Portanto, percebemos que Freud faz uma distinção clara no que se refere ao reconhecimento da castração por ambos os sexos: para a menina, a falta é um fato consumado e é a partir daí que ela vai ter que trilhar seu caminho rumo à feminilidade; para o menino, entretanto, há um primeiro movimento de recusa e de suspensão - é apenas com a rememoração das ameaças de castração que o enredo se fecha; rememoração que, naturalmente, implica a palavra e a narrativa. Mais uma questão a partir da clínica: como podemos pensar aqueles homens que parecem buscar, na cena do mundo, no dia-a-dia de suas vidas, situações em que procuram que alguém opere como figura castradora? Penso aqui naqueles homens que se lançam a provas de masculinidade e que parecem se angustiar justamente quando não fracassam.
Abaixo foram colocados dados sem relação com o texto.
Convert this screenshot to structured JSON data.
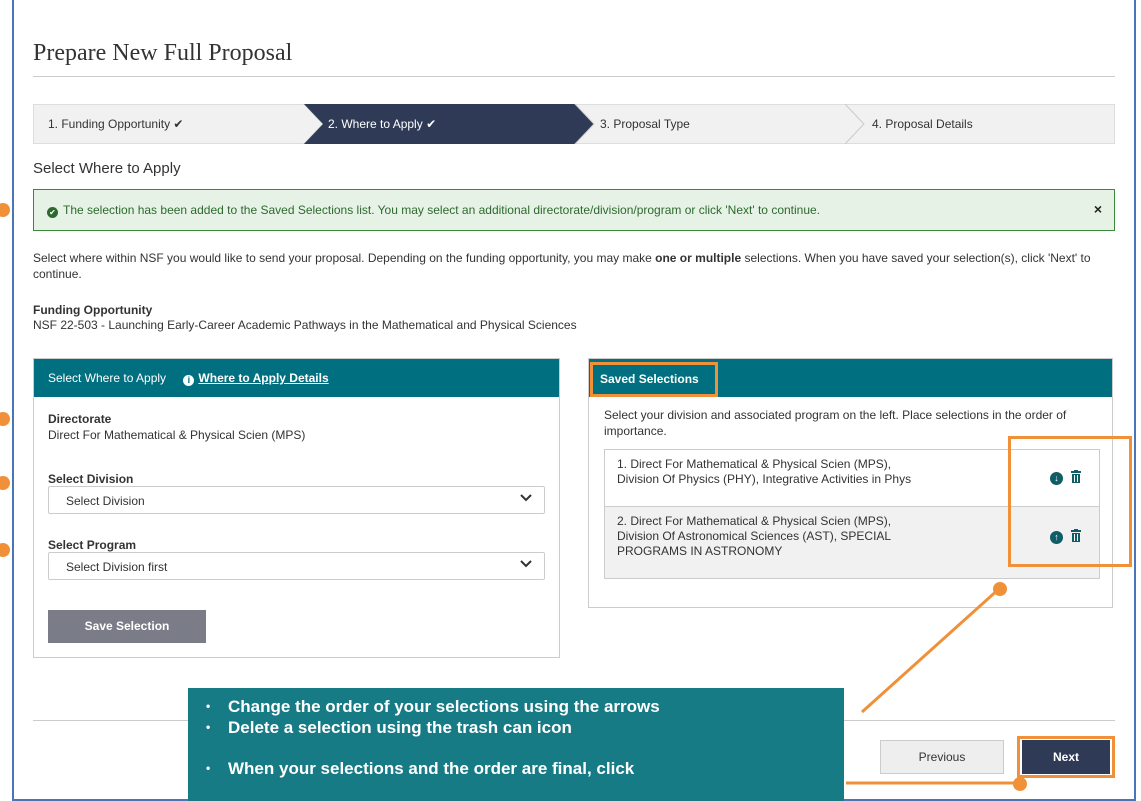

Ainda: não estariam os sintomas de impotência sexual relacionados com isso tudo que falamos até agora - talvez como uma forma de fazer frente à demanda de potência?

Assim, se para o menino a voz é tão importante para dar consistência à percepção da falta, que lugar esta voz teria na economia psíquica da menina? É interessante percebermos que Freud parece não falar sobre isso - mesmo que a questão do feminino, como sabemos, passe nos seus primórdios justamente pela voz: a mãe que canta enquanto embala a sua criança, a prosódia da fala da mãe que dá ritmo ao mundo... Essa é uma questão que fica em aberto para mim, mas, mesmo assim, tentarei lançar algumas luzes sobre a seguinte pergunta: qual a função da voz na constituição da 14

FREUD, Sigmund. Algumas consequências psíquicas..., p. 291.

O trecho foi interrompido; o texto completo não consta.